I must have misunderstood.... how do I get the candle wax off my blade? Will the smell still remain?

if it's paraffin based wax, mineral spirits will dissolve it and then you can wash your blade with soap and water and use a microfiber cloth after washing to get the last little bit off. Mineral oil may also cut it - it softens beeswax, but I haven't tried making a mix of mineral oil and paraffin.

if there's even the slightest amount of wax left on the blade and you look a the knife under a hand held microscope, you'll see it. If you don't have a hand held microscope, then you're left to just keep using a clean section of microfiber cloth until you've stopped seeing anything come off on the cloth and then several more times over to be sure.

If you get everything washed, there will be no smell or taste. You can get to the same place with vigorous washing and wiping if you don't like the mineral spirits idea. When you are cleaning wax (or wiping off oil) with something that doesn't dissolve it and there's a lot, you are basically transferring it to a cloth and distributing some over the surface of whatever you're cleaning.

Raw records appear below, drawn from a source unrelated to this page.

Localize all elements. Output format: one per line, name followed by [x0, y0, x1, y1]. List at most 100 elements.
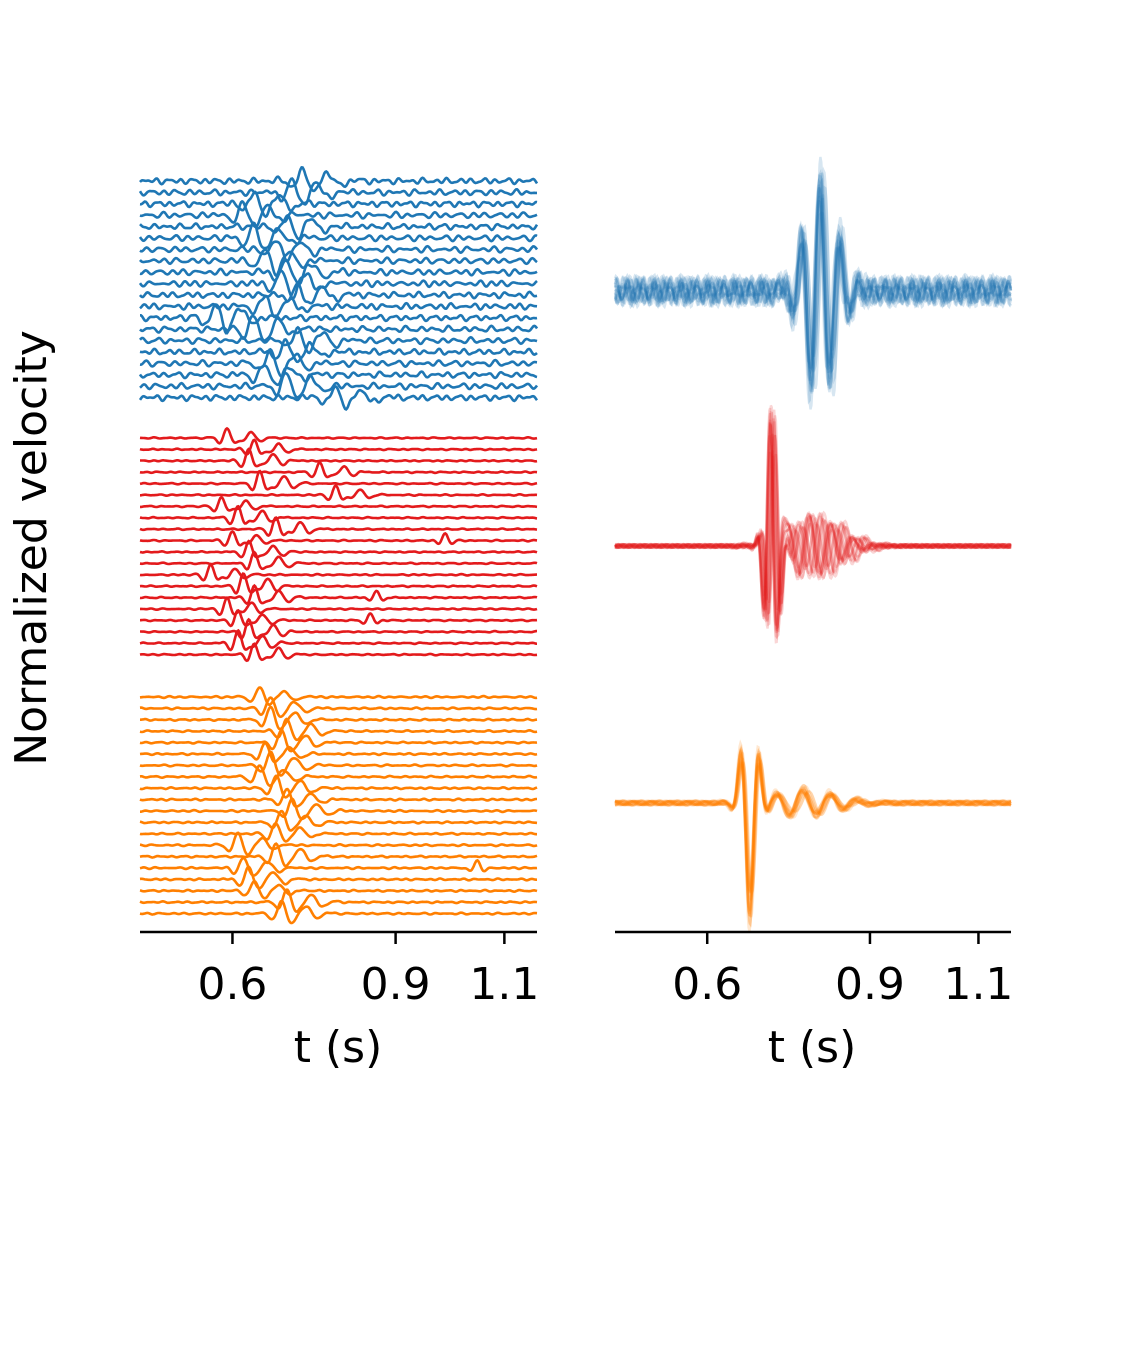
trace-line	[140, 596, 538, 617]
overlay-trace-line	[614, 746, 1012, 919]
overlay-trace-line	[614, 422, 1012, 631]
trace-line	[140, 447, 538, 469]
overlay-trace-line	[613, 184, 1012, 374]
trace-line	[139, 199, 538, 229]
trace-line	[139, 686, 538, 707]
overlay-trace-line	[614, 419, 1012, 634]
trace-line	[138, 364, 538, 387]
trace-line	[140, 303, 538, 335]
trace-line	[139, 696, 538, 719]
overlay-trace-line	[614, 407, 1012, 644]
trace-line	[139, 325, 538, 355]
overlay-trace-line	[614, 423, 1012, 631]
trace-line	[139, 750, 538, 777]
x-tick-label: 0.6	[672, 959, 742, 1010]
trace-line	[139, 787, 537, 808]
overlay-trace-line	[614, 421, 1012, 622]
overlay-trace-line	[613, 187, 1013, 369]
trace-line	[138, 281, 538, 305]
trace-line	[139, 842, 538, 868]
trace-line	[139, 822, 537, 843]
trace-line	[139, 516, 538, 537]
overlay-trace-line	[614, 433, 1012, 613]
overlay-trace-line	[614, 404, 1012, 640]
overlay-trace-line	[613, 187, 1012, 388]
overlay-trace-line	[613, 172, 1013, 410]
trace-line	[139, 190, 538, 219]
overlay-trace-line	[614, 749, 1011, 918]
overlay-trace-line	[614, 758, 1012, 894]
overlay-trace-line	[614, 175, 1013, 394]
trace-line	[139, 642, 538, 663]
x-tick-label: 1.1	[943, 959, 1013, 1010]
overlay-trace-line	[614, 758, 1012, 898]
trace-line	[139, 461, 538, 479]
trace-line	[139, 314, 539, 342]
trace-line	[139, 583, 538, 606]
trace-line	[139, 888, 538, 913]
trace-line	[140, 495, 538, 513]
overlay-trace-line	[613, 172, 1013, 393]
overlay-trace-line	[614, 199, 1013, 371]
trace-line	[140, 705, 538, 731]
trace-line	[139, 563, 537, 582]
overlay-trace-line	[614, 749, 1012, 913]
trace-line	[140, 483, 538, 502]
trace-line	[138, 177, 537, 206]
overlay-trace-line	[614, 453, 1012, 604]
trace-line	[138, 221, 538, 250]
x-tick-label: 1.1	[469, 959, 539, 1010]
figure-ylabel: Normalized velocity	[6, 330, 57, 765]
overlay-trace-line	[615, 415, 1012, 627]
trace-line	[140, 797, 538, 821]
trace-line	[139, 347, 538, 378]
trace-line	[139, 504, 538, 526]
trace-line	[139, 337, 538, 364]
trace-line	[139, 899, 538, 925]
overlay-trace-line	[614, 409, 1012, 629]
trace-line	[139, 865, 537, 890]
overlay-trace-line	[614, 739, 1012, 932]
x-tick-label: 0.9	[361, 959, 431, 1010]
trace-line	[139, 371, 539, 399]
overlay-trace-line	[613, 187, 1013, 382]
overlay-trace-line	[614, 756, 1012, 901]
overlay-trace-line	[614, 453, 1012, 601]
left-xlabel: t (s)	[294, 1022, 383, 1073]
overlay-trace-line	[613, 156, 1013, 393]
right-ticks: 0.6 0.9 1.1	[672, 932, 1013, 1010]
trace-line	[140, 608, 538, 628]
trace-line	[139, 550, 538, 571]
trace-line	[139, 438, 538, 456]
overlay-trace-line	[614, 752, 1012, 913]
overlay-trace-line	[614, 435, 1012, 617]
trace-line	[139, 856, 538, 877]
overlay-trace-line	[614, 434, 1012, 615]
overlay-trace-line	[614, 744, 1012, 928]
trace-line	[139, 213, 539, 241]
right-xlabel: t (s)	[768, 1022, 857, 1073]
trace-line	[138, 384, 539, 411]
trace-line	[139, 240, 539, 263]
overlay-trace-line	[614, 760, 1012, 894]
overlay-trace-line	[614, 211, 1013, 362]
overlay-trace-line	[614, 745, 1012, 929]
overlay-trace-line	[614, 751, 1012, 918]
trace-line	[139, 809, 538, 832]
trace-line	[139, 628, 537, 652]
overlay-trace-line	[613, 194, 1012, 373]
overlay-trace-line	[614, 435, 1012, 626]
overlay-trace-line	[614, 211, 1012, 375]
left-panel: 0.6 0.9 1.1 t (s)	[138, 166, 539, 1073]
overlay-trace-line	[614, 451, 1012, 610]
overlay-trace-line	[613, 168, 1013, 392]
overlay-trace-line	[614, 197, 1013, 373]
overlay-trace-line	[614, 418, 1012, 622]
overlay-trace-line	[614, 759, 1012, 892]
trace-line	[139, 764, 538, 788]
overlay-trace-line	[614, 760, 1012, 893]
trace-line	[139, 539, 538, 559]
trace-line	[139, 258, 538, 286]
trace-line	[139, 831, 538, 857]
right-traces	[613, 156, 1013, 932]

It becomes sort of an iterative process, for example, maybe you get 80% off it off on a clean cloth each time you go over it, but it takes a little while before there's so little left that it's negligible.

Just to show the microscope comment - here is a blade that had light oil for sharpening. This is how much oil is still left on the blade after wiping the blade with a clean section of cloth four different times:

oily blade

Almost all of the lines and all of the little dots are oil - far from being any amount that would dirty a cloth at this point, but still there. If there's even a little spot of oil on the side of the blade and the whole blade is wiped, you end up distributing it all over the knife. the scale of this picture is only 1.9 hundredths of an inch in height.

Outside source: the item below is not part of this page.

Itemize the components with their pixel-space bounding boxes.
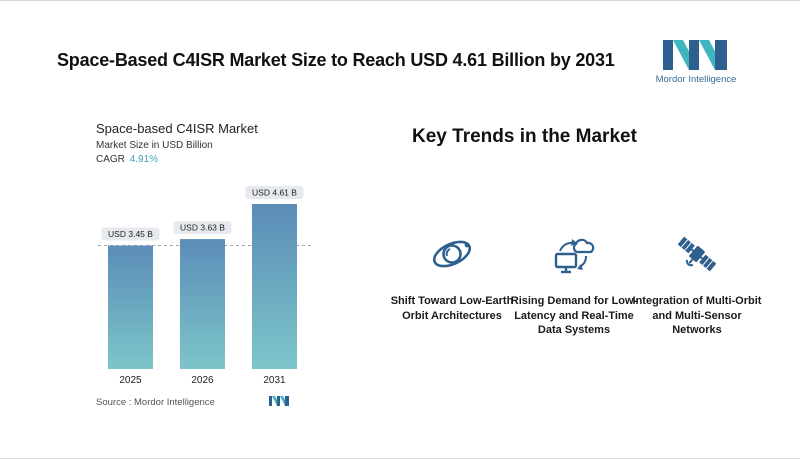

The other side of this comment is if you can't smell or feel the oil or wax on the blade, then there's probably not enough on it to matter.
 
if it's paraffin based wax, mineral spirits will dissolve it and then you can wash your blade with soap and water and use a microfiber cloth after washing to get the last little bit off. Mineral oil may also cut it - it softens beeswax, but I haven't tried making a mix of mineral oil and paraffin.

if there's even the slightest amount of wax left on the blade and you look a the knife under a hand held microscope, you'll see it. If you don't have a hand held microscope, then you're left to just keep using a clean section of microfiber cloth until you've stopped seeing anything come off on the cloth and then several more times over to be sure.

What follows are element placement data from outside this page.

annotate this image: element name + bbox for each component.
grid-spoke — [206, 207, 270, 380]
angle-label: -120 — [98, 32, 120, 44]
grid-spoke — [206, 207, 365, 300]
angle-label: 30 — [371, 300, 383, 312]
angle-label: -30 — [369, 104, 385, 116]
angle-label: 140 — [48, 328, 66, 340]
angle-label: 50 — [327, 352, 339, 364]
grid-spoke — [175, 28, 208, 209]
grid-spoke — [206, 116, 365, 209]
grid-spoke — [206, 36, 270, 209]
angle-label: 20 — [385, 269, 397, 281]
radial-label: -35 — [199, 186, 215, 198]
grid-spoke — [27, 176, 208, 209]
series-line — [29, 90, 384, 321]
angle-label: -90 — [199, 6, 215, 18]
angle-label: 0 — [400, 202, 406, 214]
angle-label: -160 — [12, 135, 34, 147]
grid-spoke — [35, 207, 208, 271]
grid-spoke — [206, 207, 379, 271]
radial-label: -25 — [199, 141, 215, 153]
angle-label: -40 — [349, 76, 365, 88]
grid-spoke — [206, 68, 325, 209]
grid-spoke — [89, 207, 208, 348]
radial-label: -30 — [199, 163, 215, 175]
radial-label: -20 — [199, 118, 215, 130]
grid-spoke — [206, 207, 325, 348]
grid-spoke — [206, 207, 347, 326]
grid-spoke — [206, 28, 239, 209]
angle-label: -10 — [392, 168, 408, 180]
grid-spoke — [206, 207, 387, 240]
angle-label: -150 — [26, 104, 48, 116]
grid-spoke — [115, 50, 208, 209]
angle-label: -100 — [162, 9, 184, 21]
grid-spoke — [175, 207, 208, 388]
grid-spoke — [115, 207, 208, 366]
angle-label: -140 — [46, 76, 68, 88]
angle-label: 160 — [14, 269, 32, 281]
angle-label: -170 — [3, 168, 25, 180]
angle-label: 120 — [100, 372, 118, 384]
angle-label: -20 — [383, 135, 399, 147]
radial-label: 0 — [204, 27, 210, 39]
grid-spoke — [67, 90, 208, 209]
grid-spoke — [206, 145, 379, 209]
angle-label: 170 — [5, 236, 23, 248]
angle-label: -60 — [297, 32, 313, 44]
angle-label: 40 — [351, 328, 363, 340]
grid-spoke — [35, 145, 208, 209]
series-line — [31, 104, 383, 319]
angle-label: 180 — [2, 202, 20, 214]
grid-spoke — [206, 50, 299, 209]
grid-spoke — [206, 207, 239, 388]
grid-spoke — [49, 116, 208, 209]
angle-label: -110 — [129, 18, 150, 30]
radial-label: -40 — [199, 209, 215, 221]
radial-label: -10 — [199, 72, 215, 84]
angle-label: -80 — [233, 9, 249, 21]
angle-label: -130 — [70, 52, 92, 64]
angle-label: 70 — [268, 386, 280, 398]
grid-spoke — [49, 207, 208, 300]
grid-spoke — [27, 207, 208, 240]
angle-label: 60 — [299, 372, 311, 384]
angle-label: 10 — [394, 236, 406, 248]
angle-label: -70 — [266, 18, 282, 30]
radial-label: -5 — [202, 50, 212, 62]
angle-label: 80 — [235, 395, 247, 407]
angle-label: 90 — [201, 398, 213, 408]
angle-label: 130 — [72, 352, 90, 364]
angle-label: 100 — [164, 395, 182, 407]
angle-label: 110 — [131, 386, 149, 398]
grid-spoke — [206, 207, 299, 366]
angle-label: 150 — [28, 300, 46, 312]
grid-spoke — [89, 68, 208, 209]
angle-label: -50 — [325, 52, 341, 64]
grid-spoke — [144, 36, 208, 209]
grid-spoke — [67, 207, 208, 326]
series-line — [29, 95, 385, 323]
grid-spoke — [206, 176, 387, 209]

If you get everything washed, there will be no smell or taste. You can get to the same place with vigorous washing and wiping if you don't like the mineral spirits idea. When you are cleaning wax (or wiping off oil) with something that doesn't dissolve it and there's a lot, you are basically transferring it to a cloth and distributing some over the surface of whatever you're cleaning. It becomes sort of an iterative process, for example, maybe you get 80% off it off on a clean cloth each time you go over it, but it takes a little while before there's so little left that it's negligible.

Just to show the microscope comment - here is a blade that had light oil for sharpening. This is how much oil is still left on the blade after wiping the blade with a clean section of cloth four different times:

oily blade

Almost all of the lines and all of the little dots are oil - far from being any amount that would dirty a cloth at this point, but still there. If there's even a little spot of oil on the side of the blade and the whole blade is wiped, you end up distributing it all over the knife. the scale of this picture is only 1.9 hundredths of an inch in height.

The other side of this comment is if you can't smell or feel the oil or wax on the blade, then there's probably not enough on it to matter.
It was just a joke. I appreciate the response though.
 
Nuther vote for Mother's Carnuba Car wax! I use to use Ren Wax decades ago. But quit it. For my deal a carnauba car wax is way better.